3. Motivational music

A particularly good way to motivate athletes in training and prior to competition is through the use of music they perceive to be inspirational. Sydney Olympics rowing gold medallist, Tim Foster, now a respected coach, uses music to punctuate all of the indoor training sessions that he leads. Specifically, during circuit training or rowing ergometer intervals, he puts on loud/fast music, while during recovery periods he plays soft/slow music. Therefore, work and recovery times are regulated by music. Research from Brunel University indicates that this approach increases work output, reduces perceived exertion and improves in-task affect – the pleasure experienced during the activity.

4. Positive self-talk

Positive self-talk is a technique that can be used to enhance motivation across a wide range of achievement domains. It makes use of an athlete’s powerful inner voice to reinforce their self-esteem or important aspects of their performance. With appropriate repetition, self-talk can positively alter an athlete’s belief system. I use three types of self-talk in my work with athletes and will illustrate each with an example to assist you in coming up with your own.
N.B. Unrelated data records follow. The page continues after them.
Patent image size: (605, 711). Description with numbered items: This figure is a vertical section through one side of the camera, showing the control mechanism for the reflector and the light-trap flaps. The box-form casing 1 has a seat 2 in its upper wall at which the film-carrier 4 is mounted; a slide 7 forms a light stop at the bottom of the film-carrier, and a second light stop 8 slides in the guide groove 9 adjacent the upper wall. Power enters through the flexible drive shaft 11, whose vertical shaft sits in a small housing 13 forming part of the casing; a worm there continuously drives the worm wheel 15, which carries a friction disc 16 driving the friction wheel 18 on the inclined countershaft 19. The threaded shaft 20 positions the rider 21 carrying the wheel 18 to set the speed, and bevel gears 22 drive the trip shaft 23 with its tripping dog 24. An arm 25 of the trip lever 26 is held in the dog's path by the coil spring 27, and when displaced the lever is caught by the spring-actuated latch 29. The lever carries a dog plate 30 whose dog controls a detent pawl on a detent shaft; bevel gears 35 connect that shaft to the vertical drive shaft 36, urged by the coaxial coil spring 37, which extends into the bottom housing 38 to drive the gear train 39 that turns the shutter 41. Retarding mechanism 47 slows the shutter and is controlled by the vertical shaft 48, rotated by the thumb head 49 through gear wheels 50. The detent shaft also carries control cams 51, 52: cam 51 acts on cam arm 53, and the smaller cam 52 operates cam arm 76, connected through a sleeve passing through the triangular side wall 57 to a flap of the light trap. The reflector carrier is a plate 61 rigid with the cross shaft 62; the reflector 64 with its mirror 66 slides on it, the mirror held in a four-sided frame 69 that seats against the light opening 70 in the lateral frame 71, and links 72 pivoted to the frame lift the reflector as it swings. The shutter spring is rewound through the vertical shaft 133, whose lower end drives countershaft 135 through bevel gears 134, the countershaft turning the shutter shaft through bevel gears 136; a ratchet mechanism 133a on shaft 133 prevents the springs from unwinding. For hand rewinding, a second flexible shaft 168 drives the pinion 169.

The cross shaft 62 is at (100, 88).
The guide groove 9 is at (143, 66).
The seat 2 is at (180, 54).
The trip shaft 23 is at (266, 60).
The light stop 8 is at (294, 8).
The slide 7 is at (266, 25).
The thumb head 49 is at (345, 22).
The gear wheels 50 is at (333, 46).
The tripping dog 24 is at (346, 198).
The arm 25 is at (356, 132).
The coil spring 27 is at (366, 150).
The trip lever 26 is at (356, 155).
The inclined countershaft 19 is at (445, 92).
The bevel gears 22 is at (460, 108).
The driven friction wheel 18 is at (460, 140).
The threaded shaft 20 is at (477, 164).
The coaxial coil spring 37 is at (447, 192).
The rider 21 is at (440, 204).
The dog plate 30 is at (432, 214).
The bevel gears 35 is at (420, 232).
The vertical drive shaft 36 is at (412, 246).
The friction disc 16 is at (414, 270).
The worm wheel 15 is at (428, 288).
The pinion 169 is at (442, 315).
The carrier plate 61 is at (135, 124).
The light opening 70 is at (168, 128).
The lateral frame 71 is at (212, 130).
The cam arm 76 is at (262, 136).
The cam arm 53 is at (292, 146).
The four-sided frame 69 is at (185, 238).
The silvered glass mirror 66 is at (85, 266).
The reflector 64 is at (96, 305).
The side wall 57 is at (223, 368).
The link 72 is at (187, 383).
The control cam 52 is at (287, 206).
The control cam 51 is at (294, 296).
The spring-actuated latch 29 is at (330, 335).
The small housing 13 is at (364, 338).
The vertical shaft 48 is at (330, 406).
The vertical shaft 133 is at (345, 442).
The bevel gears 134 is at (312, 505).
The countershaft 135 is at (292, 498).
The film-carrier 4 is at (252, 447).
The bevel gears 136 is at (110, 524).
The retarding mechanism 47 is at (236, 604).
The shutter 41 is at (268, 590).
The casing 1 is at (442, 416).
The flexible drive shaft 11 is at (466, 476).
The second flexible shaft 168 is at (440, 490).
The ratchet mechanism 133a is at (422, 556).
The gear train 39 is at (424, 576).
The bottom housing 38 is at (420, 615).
The first type is known as task-relevant self-talk, which serves to focus an athlete’s attention on the task at hand. A karateka I worked with used the mantra ‘pillar of power’ to reinforce his strong posture. The second type is known as mood-related self-talk, which impacts on how athletes feel. An international water skier came up with ‘butterflies in formation’ to represent how the butterflies in her tummy would work for her rather than against her. The third type is known as a positive self-affirmation statement and the most famous exponent of these was the legendary boxer Mohammed Ali who repeated the claim, ‘I am the greatest’ so many times that even his opponents believed it.

‘I figured that, if I said it enough, I would convince the world that I really was the greatest.’

Mohammed Ali

Summary

Each and every one of us has an untapped energy source that can be drawn upon to bring about superior results. Enhancing motivation is fundamentally about a change of attitude, developing a positive ‘can do’ mindset and engaging in systematic behaviours – the short-term process goals – that facilitate improvement. If you have a leadership role in sport you will have considerable influence on how motivated your athletes or team might feel. You can instil a good work ethic, recognise individual effort and instigate transparent reward structures that reinforce people’s sense of competence. To work best, the techniques mentioned in this article need to be moulded around specific circumstances and the needs of individual athletes. Always strive to be original and innovative in the application of motivational techniques.